MESURES MISES EN ŒUVRE
Pour répondre à ces défis, plusieurs actions ont été mises en place :
La circulation : suppression de la voie principale bitumée de circulation qui traversait le site et le divisait en deux. L’accès est fermé par des blocs de roche et une chaine pour permettre le passage des éleveurs.
Le stationnement : création d’une première aire naturelle et perméable de stationnement de 40 places à l’entrée du site et à destination principalement des baigneurs.
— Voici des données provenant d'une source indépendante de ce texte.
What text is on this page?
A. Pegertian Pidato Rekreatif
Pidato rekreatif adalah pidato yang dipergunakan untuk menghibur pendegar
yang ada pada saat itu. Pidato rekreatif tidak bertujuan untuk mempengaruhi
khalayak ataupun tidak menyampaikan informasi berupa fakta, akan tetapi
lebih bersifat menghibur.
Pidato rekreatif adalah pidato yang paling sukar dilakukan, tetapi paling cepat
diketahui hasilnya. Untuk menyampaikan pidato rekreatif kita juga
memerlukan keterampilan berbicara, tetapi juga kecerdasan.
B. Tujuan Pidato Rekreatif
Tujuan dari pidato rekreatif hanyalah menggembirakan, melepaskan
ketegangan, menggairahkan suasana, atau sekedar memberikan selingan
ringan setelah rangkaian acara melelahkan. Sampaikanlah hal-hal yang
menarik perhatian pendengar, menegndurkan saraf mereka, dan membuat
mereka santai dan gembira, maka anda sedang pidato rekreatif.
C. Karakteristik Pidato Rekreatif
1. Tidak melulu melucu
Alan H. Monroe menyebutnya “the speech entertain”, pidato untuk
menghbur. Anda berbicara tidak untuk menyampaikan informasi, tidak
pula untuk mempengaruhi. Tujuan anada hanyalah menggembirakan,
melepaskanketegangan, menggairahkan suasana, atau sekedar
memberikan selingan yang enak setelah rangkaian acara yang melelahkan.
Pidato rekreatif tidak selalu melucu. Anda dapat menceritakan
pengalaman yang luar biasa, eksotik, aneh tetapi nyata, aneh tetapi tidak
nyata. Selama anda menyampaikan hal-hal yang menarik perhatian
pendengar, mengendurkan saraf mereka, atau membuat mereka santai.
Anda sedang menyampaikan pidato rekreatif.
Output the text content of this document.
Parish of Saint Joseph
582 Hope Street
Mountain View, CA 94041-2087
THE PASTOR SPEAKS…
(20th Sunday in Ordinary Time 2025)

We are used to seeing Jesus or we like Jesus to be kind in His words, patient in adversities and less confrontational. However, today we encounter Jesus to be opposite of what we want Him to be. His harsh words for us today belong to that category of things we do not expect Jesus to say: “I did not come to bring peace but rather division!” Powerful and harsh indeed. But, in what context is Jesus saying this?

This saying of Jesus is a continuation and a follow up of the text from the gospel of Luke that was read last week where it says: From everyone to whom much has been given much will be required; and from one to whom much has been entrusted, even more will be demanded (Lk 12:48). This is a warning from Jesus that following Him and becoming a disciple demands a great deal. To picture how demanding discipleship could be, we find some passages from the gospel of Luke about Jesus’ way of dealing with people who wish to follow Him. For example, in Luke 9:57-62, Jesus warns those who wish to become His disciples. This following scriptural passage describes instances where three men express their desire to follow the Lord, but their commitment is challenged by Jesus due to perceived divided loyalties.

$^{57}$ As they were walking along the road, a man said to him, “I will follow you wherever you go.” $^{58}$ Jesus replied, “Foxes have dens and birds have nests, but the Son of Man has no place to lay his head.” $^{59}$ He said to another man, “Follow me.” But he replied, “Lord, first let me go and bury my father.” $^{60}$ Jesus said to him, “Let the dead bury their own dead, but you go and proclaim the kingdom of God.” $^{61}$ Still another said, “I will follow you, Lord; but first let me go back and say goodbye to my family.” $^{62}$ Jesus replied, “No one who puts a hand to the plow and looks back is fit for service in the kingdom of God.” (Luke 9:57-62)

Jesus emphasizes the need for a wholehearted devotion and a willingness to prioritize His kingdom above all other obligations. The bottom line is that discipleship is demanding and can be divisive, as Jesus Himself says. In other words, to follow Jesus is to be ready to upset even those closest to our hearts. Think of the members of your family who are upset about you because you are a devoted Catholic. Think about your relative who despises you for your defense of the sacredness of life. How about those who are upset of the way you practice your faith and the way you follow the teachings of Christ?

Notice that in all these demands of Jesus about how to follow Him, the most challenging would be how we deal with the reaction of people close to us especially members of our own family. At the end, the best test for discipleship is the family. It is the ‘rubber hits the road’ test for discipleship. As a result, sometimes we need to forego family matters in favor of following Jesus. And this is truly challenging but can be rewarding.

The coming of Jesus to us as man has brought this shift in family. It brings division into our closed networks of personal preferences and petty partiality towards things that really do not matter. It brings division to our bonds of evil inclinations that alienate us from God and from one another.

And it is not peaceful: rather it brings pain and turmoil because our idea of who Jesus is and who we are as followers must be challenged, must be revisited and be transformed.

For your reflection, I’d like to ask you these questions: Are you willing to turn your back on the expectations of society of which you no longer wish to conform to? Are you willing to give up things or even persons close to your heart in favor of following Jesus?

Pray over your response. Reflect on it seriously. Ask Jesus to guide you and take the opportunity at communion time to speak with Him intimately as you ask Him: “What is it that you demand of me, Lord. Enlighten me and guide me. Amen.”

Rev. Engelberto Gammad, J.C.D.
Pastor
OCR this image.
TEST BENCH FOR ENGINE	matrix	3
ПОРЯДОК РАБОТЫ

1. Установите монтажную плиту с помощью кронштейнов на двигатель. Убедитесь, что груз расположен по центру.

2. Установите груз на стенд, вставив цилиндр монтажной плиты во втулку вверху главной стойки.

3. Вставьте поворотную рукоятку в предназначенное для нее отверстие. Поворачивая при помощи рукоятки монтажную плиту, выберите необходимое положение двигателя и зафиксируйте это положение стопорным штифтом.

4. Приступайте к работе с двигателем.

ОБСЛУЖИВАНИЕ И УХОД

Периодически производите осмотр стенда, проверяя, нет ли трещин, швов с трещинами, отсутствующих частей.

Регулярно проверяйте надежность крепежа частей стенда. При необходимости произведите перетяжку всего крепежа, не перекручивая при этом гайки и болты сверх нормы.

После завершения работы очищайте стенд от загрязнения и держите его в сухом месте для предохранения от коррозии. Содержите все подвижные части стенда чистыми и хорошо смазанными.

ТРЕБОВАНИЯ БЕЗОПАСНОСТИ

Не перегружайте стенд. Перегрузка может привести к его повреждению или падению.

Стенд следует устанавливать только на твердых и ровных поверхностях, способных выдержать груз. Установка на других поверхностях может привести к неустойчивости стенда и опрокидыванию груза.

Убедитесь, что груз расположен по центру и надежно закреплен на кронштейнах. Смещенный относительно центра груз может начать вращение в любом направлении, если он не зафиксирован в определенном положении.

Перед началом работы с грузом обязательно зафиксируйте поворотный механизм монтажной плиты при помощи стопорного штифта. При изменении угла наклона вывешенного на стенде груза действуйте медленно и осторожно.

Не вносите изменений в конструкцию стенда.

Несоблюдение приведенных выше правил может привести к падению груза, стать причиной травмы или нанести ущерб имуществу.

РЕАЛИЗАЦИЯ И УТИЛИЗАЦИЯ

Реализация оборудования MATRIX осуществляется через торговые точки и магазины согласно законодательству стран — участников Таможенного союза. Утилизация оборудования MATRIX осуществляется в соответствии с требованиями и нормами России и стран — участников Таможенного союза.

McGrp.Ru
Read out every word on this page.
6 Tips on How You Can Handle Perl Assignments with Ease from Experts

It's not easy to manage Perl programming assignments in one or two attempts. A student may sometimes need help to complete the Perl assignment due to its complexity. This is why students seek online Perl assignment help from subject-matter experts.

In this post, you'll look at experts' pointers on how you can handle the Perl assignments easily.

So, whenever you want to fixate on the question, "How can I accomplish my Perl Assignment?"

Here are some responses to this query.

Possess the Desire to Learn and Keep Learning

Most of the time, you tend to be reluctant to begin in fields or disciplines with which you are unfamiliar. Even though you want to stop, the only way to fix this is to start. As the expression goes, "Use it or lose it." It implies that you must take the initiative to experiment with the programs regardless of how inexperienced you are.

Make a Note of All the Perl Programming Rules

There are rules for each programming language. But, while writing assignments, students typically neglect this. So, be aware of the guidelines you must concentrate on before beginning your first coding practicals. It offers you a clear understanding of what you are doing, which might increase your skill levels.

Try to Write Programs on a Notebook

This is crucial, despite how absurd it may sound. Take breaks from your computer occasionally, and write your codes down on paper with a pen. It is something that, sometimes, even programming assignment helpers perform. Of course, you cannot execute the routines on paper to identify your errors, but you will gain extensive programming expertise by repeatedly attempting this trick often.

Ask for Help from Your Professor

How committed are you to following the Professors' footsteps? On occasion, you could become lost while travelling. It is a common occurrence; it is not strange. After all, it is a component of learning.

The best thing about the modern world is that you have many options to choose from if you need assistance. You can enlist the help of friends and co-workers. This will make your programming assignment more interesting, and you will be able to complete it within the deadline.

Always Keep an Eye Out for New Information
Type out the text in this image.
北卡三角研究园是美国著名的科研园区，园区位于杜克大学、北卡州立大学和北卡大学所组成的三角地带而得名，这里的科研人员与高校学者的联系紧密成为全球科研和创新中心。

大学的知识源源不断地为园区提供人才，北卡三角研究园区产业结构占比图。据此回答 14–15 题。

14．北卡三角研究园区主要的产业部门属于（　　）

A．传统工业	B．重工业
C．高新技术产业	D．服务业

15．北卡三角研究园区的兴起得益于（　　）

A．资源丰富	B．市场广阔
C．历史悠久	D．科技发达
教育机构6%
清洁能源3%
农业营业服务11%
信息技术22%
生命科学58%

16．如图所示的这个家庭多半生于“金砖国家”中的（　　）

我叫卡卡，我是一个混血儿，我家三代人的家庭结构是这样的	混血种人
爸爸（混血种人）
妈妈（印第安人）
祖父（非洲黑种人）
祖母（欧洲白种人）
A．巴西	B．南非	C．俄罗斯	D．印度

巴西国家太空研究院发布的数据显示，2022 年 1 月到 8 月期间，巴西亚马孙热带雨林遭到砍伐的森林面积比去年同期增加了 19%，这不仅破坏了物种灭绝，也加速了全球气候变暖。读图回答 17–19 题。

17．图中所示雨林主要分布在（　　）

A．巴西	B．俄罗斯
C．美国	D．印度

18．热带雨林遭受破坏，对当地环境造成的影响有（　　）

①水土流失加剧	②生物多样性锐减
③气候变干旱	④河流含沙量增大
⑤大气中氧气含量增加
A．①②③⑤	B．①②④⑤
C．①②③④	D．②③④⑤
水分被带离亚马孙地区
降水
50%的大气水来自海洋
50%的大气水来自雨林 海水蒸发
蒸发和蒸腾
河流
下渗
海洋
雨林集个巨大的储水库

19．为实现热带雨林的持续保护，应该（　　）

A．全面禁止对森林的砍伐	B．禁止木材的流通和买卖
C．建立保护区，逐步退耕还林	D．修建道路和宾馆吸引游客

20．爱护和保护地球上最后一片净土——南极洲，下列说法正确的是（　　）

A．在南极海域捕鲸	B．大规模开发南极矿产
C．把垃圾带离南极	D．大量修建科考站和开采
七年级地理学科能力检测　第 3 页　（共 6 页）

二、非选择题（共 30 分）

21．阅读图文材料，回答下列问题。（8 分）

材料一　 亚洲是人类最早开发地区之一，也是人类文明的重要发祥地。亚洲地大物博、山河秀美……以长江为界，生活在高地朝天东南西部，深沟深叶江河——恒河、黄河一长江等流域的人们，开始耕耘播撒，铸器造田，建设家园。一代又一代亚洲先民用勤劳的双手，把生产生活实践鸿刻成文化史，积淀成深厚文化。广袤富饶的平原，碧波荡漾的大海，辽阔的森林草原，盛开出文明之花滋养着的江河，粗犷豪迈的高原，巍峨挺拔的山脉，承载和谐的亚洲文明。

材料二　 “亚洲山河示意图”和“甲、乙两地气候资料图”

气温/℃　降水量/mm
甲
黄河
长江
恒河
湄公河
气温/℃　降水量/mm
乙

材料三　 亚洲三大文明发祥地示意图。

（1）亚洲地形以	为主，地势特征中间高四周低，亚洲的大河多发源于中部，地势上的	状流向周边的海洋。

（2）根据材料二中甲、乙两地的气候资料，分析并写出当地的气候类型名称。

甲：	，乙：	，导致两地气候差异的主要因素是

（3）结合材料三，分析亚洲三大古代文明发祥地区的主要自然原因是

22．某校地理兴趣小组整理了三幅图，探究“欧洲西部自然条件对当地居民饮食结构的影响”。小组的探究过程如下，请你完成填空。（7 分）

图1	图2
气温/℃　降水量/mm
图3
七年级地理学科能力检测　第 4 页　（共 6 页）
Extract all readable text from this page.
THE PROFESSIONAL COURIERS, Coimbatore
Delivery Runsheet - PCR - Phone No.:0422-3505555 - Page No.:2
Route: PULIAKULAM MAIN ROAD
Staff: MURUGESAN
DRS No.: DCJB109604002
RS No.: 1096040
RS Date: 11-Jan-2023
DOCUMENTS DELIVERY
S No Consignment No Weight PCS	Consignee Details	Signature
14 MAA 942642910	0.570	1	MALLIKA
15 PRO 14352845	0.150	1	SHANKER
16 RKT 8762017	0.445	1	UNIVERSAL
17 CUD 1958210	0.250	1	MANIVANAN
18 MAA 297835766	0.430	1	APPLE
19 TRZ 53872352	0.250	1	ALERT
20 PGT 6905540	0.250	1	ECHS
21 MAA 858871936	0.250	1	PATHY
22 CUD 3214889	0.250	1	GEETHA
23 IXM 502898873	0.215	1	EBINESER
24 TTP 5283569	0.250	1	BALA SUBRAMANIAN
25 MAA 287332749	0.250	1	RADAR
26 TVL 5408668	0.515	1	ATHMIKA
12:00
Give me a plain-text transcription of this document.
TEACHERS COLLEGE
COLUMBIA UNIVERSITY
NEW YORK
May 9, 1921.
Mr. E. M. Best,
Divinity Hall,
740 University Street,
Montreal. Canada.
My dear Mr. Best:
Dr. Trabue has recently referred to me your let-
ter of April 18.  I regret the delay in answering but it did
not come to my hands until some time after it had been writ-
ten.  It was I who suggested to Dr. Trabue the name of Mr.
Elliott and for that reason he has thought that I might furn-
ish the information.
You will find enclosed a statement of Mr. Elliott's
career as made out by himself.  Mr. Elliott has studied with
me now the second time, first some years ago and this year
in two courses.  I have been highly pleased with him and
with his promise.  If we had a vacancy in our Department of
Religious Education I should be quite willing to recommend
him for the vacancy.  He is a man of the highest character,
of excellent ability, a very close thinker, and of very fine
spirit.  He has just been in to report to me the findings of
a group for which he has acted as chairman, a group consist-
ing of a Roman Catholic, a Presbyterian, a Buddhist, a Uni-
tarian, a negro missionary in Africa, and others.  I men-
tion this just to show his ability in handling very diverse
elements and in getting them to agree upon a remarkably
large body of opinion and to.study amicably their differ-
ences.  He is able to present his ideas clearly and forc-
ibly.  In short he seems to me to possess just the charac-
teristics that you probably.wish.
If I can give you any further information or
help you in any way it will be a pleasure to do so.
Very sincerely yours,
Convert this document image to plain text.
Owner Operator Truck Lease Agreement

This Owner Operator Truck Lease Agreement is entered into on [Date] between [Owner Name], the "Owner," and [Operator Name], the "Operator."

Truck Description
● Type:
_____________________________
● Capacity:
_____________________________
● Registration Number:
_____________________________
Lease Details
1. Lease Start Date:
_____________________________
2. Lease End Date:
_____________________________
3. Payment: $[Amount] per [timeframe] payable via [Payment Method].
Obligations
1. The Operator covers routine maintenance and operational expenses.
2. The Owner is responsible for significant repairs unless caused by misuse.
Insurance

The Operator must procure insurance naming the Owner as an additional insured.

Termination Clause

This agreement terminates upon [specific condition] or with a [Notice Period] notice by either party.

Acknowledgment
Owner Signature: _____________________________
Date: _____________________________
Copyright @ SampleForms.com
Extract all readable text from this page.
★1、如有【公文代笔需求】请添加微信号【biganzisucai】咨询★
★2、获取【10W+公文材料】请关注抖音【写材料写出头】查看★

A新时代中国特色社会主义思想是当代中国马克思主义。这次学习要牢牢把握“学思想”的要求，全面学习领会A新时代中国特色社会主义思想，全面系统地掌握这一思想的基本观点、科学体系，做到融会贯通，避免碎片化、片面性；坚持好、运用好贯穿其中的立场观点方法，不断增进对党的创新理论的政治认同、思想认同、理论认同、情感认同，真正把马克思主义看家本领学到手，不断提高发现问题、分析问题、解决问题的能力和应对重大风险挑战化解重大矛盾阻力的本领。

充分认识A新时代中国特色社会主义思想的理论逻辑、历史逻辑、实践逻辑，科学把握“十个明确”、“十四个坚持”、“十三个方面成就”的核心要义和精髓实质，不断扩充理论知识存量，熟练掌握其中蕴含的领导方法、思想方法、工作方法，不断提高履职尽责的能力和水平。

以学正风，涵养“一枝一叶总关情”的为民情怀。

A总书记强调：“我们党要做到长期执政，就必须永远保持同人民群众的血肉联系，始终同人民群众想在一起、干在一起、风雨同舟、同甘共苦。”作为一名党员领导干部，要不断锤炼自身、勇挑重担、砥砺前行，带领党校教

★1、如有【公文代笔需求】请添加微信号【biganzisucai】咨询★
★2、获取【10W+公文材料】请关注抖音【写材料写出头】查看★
Une seconde aire naturelle de stationnement de 30 places a été créée au niveau de la prairie et à proximité des équipements d’accueil pour le public venant pique-niquer.
Accueil : installation de nouveaux carbets et tables-bancs s’intégrant au paysage disposés pour répondre aux besoins et remplacer les carbets défectueux ; installation de nouvelles places-à-feu pour maintenir les feux en des points précis ; réalisation d’un caillebotis facilitant le passage d’une aire à l’autre ; repositionnement des poubelles.
Le milieu et la gestion : décompactage des zones remblayées et de celles où le substrat avait été tassé par la circulation des véhicules ; élagage des arbres représentant un danger pour les usagers ; remplacement d’une partie des jeunes cocotiers situés le long de la berge par des essences plus adaptées (Catalpa, raisin bord de mer…) ; réimplantation de la mangrove (palétuviers rouges) pour lutter contre l’érosion.
5 jours/semaine, le garde du littoral de la ville procède au nettoyage du site et au management environnemental, dont la réalisation de visites du site.
L’information et la concertation : déplacement des panneaux à proximité des aires de stationnement pour les rendre visibles de tous ; transformation de l’ancienne dalle de béton située à l’entrée du site en un point d’exercice, à la demande des usagers ; organisation de réunions avec les usagers et mise en place d’un règlement d’utilisation du site notamment pour les groupes et les manifestations. Enfin, une étude sur les boues de Babin a été réalisée afin de connaître ses caractéristiques.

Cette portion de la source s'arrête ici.